Muhadjir Effendy Absen Panggilan KPK karena Pergi Haji

Muhadjir Effendy Absen Panggilan KPK karena Pergi Haji
Muhadjir Effendy Absen Panggilan KPK karena Pergi Haji
A-AA+A++

bisnis.laksamana.id – 18 Mei 2026 | Muhadjir Effendy, mantan Menteri Koordinator Pembangunan Manusia dan Kebudayaan (Menko PMK), tidak hadir dalam panggilan Komisi Pemberantasan Korupsi (KPK) terkait kasus dugaan korupsi kuota haji. Alasan ketidakhadirannya adalah karena ia sedang menjalankan ibadah haji di Arab Saudi sebagai amirul haj.

KPK telah mengonfirmasi bahwa mereka telah mengirimkan surat panggilan kepada Muhadjir Effendy. Namun, dengan alasan yang disampaikan, pihak KPK harus menunda pemeriksaan terhadapnya. KPK menjelaskan bahwa mereka menghormati keputusan Muhadjir untuk menjalankan ibadah haji, meskipun kasus yang dihadapinya cukup serius.

Kasus korupsi kuota haji ini telah mencuat ke publik dan melibatkan beberapa nama besar. Pihak KPK saat ini tengah melakukan penyelidikan dan pengumpulan bukti untuk menindaklanjuti dugaan penyalahgunaan wewenang dalam pengaturan kuota haji. Sebelumnya, KPK juga telah memanggil sejumlah pejabat lain yang terlibat dalam kasus ini.
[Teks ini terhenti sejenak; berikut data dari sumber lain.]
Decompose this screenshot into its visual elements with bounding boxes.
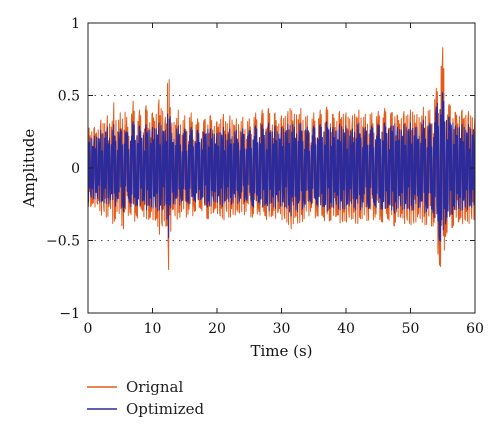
x-tick-label: 30 — [273, 321, 291, 337]
x-tick-label: 50 — [402, 321, 420, 337]
x-axis-title: Time (s) — [250, 342, 312, 360]
series-layer — [87, 47, 476, 270]
y-tick-label: 0 — [71, 161, 80, 177]
legend-label-orignal: Orignal — [126, 378, 183, 396]
x-tick-label: 40 — [337, 321, 355, 337]
ticks: 0 10 20 30 40 50 60 −1 −0.5 0 0.5 1 — [46, 16, 484, 337]
y-tick-label: 0.5 — [58, 89, 80, 105]
series-line-orignal — [87, 47, 476, 270]
legend: Orignal Optimized — [87, 378, 205, 418]
y-axis-title: Amplitude — [20, 129, 38, 209]
x-tick-label: 60 — [466, 321, 484, 337]
series-line-optimized — [87, 92, 476, 242]
x-tick-label: 10 — [144, 321, 162, 337]
legend-label-optimized: Optimized — [126, 400, 205, 418]
y-tick-label: −1 — [59, 306, 80, 322]
y-tick-label: −0.5 — [46, 234, 80, 250]
x-tick-label: 0 — [84, 321, 93, 337]
x-tick-label: 20 — [208, 321, 226, 337]
y-tick-label: 1 — [71, 16, 80, 32]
Dalam konteks ini, penting untuk dicatat bahwa ibadah haji adalah salah satu rukun Islam yang sangat dihormati oleh umat Muslim. Oleh karena itu, keputusan Muhadjir untuk melaksanakan ibadah ini, meskipun dalam situasi yang rumit, merupakan langkah yang dapat dimengerti. Namun, hal ini juga menimbulkan pertanyaan mengenai bagaimana KPK akan melanjutkan proses hukum terhadapnya setelah ia kembali dari ibadah haji.

Sejumlah pihak berharap agar KPK dapat segera menyelesaikan kasus ini untuk memberikan kepastian hukum bagi semua pihak yang terlibat. Masyarakat juga menunggu kejelasan dari Muhadjir setelah ia kembali, terutama mengenai keterlibatannya dalam kasus dugaan korupsi ini.
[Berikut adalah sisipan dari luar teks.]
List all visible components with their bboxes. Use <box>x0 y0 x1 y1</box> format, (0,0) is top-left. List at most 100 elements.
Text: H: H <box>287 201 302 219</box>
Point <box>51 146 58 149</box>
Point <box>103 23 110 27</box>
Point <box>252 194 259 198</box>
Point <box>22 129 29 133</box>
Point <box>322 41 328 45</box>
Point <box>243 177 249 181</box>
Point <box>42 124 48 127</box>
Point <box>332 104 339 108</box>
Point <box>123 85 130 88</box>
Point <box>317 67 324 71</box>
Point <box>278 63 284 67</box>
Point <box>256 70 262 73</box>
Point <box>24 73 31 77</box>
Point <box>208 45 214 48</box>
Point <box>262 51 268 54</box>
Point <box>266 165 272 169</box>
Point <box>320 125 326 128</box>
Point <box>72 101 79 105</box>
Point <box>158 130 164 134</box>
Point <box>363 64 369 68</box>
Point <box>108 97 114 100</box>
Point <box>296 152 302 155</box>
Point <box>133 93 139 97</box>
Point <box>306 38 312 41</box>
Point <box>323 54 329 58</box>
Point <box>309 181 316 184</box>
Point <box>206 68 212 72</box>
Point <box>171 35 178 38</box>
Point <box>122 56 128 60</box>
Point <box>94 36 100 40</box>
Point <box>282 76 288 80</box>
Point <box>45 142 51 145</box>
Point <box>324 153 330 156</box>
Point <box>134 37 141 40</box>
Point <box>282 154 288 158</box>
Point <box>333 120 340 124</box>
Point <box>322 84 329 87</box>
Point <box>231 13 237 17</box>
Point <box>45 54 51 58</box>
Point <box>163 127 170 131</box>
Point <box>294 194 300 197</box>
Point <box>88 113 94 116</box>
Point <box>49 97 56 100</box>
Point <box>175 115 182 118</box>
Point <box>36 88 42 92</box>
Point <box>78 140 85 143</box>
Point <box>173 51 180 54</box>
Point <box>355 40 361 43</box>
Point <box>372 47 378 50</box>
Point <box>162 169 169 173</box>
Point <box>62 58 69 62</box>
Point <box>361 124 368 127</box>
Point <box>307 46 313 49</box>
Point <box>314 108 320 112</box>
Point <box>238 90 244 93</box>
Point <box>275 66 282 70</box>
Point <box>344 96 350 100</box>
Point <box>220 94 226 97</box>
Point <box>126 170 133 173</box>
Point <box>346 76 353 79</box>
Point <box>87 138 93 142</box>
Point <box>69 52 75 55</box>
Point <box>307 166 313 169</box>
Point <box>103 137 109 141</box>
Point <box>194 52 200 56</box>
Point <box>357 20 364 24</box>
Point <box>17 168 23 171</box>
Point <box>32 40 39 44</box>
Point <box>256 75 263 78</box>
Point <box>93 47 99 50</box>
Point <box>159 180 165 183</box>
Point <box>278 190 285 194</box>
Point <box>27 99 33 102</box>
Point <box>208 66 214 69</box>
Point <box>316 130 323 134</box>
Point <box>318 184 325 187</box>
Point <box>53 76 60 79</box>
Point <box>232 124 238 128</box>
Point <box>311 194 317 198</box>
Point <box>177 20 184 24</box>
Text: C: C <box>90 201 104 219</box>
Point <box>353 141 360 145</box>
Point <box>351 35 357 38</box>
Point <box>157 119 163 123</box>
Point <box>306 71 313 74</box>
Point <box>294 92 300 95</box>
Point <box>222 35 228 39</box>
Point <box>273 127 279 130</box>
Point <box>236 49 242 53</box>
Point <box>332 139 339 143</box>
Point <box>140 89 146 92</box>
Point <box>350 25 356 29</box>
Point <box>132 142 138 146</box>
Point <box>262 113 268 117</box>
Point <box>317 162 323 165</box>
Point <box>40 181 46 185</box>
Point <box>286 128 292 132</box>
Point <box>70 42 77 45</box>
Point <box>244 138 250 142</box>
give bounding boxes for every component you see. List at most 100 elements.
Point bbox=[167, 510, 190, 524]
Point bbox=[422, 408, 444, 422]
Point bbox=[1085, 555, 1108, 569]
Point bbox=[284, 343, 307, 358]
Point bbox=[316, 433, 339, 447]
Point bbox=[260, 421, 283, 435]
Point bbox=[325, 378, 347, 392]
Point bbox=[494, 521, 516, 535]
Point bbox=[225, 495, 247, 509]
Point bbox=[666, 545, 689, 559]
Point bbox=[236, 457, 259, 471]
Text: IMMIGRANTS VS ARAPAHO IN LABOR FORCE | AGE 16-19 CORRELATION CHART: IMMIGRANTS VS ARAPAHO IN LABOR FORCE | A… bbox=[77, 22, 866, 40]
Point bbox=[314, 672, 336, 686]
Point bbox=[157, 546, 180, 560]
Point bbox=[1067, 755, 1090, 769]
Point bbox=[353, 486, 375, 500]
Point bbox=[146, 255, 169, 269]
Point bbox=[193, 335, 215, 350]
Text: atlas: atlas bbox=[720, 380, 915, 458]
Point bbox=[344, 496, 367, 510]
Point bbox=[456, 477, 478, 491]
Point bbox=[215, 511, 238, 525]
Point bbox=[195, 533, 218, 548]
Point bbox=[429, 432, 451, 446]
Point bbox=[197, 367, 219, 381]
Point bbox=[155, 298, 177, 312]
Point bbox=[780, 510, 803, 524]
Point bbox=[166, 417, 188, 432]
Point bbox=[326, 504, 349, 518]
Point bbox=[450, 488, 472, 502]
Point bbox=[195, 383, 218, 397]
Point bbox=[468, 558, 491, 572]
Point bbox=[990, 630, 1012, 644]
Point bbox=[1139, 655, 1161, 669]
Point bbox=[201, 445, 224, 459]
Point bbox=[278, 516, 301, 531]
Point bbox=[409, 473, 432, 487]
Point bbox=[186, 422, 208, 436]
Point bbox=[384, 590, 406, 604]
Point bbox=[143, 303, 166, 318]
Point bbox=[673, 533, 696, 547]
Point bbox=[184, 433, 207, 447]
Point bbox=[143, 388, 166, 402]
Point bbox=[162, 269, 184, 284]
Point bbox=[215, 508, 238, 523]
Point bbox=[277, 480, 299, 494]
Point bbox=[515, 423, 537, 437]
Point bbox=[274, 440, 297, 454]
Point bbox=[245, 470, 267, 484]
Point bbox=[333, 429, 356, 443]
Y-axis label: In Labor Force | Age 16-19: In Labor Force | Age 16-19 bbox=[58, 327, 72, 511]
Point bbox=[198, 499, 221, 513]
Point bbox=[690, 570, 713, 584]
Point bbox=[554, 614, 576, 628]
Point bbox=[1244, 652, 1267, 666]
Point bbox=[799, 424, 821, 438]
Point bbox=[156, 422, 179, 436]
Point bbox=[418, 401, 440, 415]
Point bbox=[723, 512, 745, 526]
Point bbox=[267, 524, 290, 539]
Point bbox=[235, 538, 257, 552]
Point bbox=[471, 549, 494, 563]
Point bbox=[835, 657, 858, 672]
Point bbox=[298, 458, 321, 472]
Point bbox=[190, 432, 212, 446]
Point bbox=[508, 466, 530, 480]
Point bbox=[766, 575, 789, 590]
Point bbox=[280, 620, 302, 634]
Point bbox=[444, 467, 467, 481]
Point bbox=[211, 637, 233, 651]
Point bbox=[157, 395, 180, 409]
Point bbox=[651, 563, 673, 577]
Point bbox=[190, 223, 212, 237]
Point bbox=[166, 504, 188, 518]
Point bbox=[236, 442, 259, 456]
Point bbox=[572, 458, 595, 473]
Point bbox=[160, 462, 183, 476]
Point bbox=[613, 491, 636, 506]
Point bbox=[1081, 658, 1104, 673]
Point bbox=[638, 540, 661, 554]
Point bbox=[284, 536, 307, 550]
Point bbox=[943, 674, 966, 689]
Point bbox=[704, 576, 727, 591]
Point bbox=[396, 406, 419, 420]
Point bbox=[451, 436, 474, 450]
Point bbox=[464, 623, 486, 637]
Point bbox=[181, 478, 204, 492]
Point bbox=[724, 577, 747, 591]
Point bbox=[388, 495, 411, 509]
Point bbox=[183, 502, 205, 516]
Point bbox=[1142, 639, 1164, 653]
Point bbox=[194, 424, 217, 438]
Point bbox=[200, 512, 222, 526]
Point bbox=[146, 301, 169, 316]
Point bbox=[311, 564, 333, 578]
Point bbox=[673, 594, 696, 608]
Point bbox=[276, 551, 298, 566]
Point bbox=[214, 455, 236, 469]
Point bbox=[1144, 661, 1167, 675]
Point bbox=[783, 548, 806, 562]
Di sisi lain, publik juga diingatkan untuk tetap mengikuti perkembangan kasus ini dengan bijaksana. Mengingat pentingnya transparansi dan akuntabilitas dalam pengelolaan kuota haji, semua pihak diharapkan dapat mendukung upaya penegakan hukum yang dilakukan oleh KPK.
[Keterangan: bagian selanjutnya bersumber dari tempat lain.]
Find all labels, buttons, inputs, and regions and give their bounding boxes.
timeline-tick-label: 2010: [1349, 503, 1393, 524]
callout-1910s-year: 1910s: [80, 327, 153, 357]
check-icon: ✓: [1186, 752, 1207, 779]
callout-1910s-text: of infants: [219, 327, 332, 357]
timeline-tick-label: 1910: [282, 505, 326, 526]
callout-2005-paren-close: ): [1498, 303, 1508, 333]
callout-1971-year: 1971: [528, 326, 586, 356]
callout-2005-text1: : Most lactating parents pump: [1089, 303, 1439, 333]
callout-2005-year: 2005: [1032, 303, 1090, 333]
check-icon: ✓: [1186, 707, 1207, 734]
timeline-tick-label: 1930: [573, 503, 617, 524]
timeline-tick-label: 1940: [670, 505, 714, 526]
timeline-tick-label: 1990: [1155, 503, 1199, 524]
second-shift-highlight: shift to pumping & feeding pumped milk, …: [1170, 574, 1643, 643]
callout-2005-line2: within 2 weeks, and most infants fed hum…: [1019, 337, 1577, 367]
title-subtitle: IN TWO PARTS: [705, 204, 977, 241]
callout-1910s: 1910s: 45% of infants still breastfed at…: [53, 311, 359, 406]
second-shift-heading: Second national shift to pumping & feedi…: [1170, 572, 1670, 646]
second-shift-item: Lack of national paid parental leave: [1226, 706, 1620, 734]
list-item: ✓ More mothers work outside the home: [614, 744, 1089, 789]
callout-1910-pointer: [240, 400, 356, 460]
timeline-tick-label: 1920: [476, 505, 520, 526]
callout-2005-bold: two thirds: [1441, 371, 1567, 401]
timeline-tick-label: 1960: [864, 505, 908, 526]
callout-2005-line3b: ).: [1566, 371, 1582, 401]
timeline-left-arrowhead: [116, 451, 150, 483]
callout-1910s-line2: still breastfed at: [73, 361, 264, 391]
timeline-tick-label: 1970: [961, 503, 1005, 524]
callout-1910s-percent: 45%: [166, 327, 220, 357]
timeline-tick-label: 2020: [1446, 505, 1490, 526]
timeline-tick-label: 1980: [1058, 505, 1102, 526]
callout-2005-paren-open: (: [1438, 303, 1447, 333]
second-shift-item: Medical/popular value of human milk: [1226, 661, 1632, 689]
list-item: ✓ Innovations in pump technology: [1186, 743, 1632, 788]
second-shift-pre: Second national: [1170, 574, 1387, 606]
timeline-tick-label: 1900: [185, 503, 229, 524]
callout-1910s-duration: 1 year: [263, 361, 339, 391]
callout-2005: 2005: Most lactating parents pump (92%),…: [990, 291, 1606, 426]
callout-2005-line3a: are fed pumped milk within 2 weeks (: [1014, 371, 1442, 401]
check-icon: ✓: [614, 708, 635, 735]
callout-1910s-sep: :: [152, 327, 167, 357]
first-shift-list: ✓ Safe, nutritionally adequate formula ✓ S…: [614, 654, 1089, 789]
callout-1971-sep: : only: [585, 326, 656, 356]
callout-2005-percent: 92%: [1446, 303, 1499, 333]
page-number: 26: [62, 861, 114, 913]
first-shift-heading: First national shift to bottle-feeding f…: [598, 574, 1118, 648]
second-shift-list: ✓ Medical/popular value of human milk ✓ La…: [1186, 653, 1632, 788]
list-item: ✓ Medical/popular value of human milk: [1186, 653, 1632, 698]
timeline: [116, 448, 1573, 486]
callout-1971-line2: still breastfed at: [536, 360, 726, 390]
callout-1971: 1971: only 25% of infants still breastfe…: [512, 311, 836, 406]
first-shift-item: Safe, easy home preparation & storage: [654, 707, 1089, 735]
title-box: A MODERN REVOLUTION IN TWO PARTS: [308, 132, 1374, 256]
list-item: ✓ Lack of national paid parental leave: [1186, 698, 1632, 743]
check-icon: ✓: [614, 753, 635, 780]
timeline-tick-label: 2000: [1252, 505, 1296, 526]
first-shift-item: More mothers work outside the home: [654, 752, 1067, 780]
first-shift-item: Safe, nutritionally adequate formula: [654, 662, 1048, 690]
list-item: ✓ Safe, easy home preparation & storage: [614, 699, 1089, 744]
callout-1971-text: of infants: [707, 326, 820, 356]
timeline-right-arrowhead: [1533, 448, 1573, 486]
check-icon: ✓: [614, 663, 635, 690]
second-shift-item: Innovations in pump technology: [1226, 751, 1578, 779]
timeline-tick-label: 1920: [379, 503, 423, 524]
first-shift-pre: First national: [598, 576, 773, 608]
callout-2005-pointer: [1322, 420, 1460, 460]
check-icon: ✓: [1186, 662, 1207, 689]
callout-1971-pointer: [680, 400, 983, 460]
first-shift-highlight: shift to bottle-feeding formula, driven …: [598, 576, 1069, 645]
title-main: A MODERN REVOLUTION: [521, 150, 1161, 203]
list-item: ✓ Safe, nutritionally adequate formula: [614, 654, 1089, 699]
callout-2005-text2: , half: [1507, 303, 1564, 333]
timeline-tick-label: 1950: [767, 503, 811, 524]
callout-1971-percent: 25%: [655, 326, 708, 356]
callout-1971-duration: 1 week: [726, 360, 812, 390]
Dengan demikian, meskipun Muhadjir Effendy tidak hadir dalam panggilan KPK kali ini, ibadah hajinya harus dihormati, dan proses hukum yang sedang berjalan harus tetap dilanjutkan setelah ia kembali ke Tanah Air. Semua pihak berharap agar keadilan dapat ditegakkan dan kasus ini dapat diselesaikan secepatnya.